I hesitate to write this article in fear that it may be all downhill from here, that I'm tempting fate. Because, you see, I support a club - Tottenham Hotspur - that is the master of the glorious failure. A team that during the Premier League era has been seen as a serial underperformer. A once-big club that has been surpassed not only by its north London neighbor but also by the nouveau riche Chelsea and Manchester City. 

And two seasons ago a much derided manager came in to lead us out of a relegation battle. Often likened to "Arfur Daly" of Minder fame, Harry Redknapp has proven to be a perfect match for the Spurs' temperament: someone whose attacking mindset is mixed with a perceived tactical naivete. 

This is the backstory to what it means to be a Spurs' fan. A motto of "To dare is to do" is starkly represented in Danny Blanchflower's famous quote: "The great fallacy is that the game is first and last about winning. It is nothing of the kind. The game is about glory, it is about doing things in style and with a flourish, about going out and beating the other lot, not waiting for them to die of boredom."

The Spurs' fan has woken to many false dawns in recent years but Thursday's may have been the brightest. No longer can we be accused of hiding behind our beautiful football and not achieving the results an expensive list should produce. 

Tottenham's second visit to the San Siro in one season produced a starkly different performance to their first. That match against Inter was dominated from the start by the home side who raced to a 4-0 lead and were coasting from then. Spurs were looking at a loss that could derail their Champions League campaign. But a second-half cameo by Gareth Bale dragged the team back into a typically glorious 4-3 failure. 

However, by virtue of shrinking the margin of this loss, Spurs gained ground in the group and, after toppling Inter at home, won through to the knockout stages as a group winner.   

Prior to this week's AC Milan game, Spurs were all but written off as soon as Bale injured himself and could not make the trip.  AC Milan found no fear in a lineup without his threat on the wing and carrying two crocked playmakers in Modric and Van Der Vaart.  This line of thinking reasoned that Nesta and Yepes were more than a match for Crouch and the defensive achilles heal of Spurs could not cope with Ibrahimovic et al. This was also the stage upon which Redknapp's naivete would be exposed for all to see.

Spurs proceeded to dominate the first half without reward. Crouch was a handful, Lennon was giving the left back fits, VdV was occupying three defensively minded midfielders, Corluka and Assou-Ekotto forced Milan into retreat on the flanks and the defence had Ibrahimovic, Robinho and Seedorf in their pocket. 

Milan took some angry pills at half time and came out and took hold of the game. Flamini somehow escaped a red card for a two-footed tackle that all but broke Corluka's ankle. And Gattuso was losing his mind to the descending red mist.

Then a very curious thing happened. The Spurs' defence defended. Resolutely. 
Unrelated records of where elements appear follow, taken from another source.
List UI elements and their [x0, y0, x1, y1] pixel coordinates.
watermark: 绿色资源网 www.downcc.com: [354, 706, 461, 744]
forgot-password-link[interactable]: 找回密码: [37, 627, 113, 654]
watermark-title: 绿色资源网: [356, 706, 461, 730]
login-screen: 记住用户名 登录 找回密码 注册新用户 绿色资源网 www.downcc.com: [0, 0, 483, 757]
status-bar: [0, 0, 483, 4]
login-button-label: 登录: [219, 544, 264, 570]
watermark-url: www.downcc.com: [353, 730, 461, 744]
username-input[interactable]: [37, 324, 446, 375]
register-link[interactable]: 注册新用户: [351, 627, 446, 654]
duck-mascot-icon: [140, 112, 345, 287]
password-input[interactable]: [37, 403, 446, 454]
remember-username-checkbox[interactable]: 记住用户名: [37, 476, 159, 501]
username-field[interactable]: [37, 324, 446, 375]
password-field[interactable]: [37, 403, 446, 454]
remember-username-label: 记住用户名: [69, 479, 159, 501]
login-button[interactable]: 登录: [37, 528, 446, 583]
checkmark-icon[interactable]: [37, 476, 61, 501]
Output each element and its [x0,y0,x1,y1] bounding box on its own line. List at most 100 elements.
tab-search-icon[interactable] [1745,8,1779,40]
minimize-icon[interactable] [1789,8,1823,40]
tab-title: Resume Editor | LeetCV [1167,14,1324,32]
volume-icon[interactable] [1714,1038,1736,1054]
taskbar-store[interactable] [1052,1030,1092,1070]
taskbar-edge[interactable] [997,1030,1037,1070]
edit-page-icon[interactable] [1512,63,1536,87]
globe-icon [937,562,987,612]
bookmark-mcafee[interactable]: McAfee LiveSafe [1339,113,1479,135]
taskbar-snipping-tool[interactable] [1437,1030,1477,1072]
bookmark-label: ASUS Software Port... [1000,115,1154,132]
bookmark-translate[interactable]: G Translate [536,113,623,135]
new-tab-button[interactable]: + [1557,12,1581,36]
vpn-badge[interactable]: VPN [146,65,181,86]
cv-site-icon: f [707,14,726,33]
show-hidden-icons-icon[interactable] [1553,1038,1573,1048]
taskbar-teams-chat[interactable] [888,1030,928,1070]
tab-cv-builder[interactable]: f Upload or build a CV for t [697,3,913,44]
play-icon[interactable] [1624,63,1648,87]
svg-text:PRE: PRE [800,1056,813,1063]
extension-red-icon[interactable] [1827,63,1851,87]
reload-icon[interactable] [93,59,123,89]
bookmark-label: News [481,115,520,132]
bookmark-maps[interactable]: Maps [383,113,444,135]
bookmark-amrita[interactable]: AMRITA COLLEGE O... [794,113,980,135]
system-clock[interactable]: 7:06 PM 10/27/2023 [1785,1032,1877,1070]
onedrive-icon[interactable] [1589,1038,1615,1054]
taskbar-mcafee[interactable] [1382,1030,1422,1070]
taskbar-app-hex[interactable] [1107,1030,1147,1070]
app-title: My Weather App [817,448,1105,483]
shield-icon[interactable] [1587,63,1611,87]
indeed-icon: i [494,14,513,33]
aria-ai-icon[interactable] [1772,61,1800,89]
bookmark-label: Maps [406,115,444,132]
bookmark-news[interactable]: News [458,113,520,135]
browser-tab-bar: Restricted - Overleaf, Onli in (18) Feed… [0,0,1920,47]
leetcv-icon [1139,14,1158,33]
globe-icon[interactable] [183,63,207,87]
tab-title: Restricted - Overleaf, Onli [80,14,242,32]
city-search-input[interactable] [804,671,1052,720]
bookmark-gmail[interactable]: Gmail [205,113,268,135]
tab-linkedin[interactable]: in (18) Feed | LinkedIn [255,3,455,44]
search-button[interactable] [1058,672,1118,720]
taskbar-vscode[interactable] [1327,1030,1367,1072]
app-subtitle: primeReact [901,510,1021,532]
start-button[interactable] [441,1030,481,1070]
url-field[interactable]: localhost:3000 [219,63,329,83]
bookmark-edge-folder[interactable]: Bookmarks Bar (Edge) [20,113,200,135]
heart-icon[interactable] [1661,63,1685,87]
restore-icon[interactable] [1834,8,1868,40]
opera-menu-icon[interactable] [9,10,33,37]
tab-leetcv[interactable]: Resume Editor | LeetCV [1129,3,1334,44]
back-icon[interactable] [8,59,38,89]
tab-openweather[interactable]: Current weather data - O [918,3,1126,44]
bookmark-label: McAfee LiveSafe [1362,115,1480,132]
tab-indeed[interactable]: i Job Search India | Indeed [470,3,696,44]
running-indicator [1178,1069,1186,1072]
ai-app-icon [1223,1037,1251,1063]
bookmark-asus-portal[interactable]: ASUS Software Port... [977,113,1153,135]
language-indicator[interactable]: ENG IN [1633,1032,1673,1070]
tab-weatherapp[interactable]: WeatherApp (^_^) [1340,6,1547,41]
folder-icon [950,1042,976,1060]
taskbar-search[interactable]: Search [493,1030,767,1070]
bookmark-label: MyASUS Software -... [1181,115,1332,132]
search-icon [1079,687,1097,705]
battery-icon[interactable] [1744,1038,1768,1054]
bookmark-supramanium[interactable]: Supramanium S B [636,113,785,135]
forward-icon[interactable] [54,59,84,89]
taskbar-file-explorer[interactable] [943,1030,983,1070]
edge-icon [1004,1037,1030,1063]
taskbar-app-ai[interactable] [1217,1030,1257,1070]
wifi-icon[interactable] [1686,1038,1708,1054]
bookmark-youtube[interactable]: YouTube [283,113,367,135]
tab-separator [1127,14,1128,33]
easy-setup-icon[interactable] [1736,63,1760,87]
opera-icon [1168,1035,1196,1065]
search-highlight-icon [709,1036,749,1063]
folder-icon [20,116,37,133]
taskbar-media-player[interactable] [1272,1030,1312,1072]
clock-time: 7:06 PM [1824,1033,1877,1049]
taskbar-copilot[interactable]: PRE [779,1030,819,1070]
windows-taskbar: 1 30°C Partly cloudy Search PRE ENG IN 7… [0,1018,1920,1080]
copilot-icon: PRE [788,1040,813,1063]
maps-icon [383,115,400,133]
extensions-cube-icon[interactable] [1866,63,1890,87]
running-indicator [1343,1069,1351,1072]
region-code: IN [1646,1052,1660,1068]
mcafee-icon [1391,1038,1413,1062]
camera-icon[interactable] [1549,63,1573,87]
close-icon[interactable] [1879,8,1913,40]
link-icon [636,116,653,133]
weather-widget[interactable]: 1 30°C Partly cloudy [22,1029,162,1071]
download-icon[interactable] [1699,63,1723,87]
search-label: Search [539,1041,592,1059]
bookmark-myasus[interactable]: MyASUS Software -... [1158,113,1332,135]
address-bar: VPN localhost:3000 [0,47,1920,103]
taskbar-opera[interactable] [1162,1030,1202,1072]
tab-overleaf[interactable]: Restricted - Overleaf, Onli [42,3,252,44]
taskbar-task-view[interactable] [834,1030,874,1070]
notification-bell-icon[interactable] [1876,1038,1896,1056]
This was something no person, not even those within the Spurs camp, had predicted was possible before the game. In fact the mere mention of such absurdity had caused ripples of laughter in pre-game press conferences. It was as if they didn't want Milan to score. 

Milan were aghast. First midfielders threw themselves forward, then full backs acted like wingers. Only a matter of time they thought. And it was. Sandro and Modric combined to dispossess Milan and then set Lennon free to set up the goal.

Silence from the home fans and Gattuso's mist - culminating his headbutt of Harry's assistant Joe Jordan - became a deluge.

The Yid Army now returns to White Hart Lane on March 9 to find out whether this dawn will herald a new era for Spurs - or just more false hope.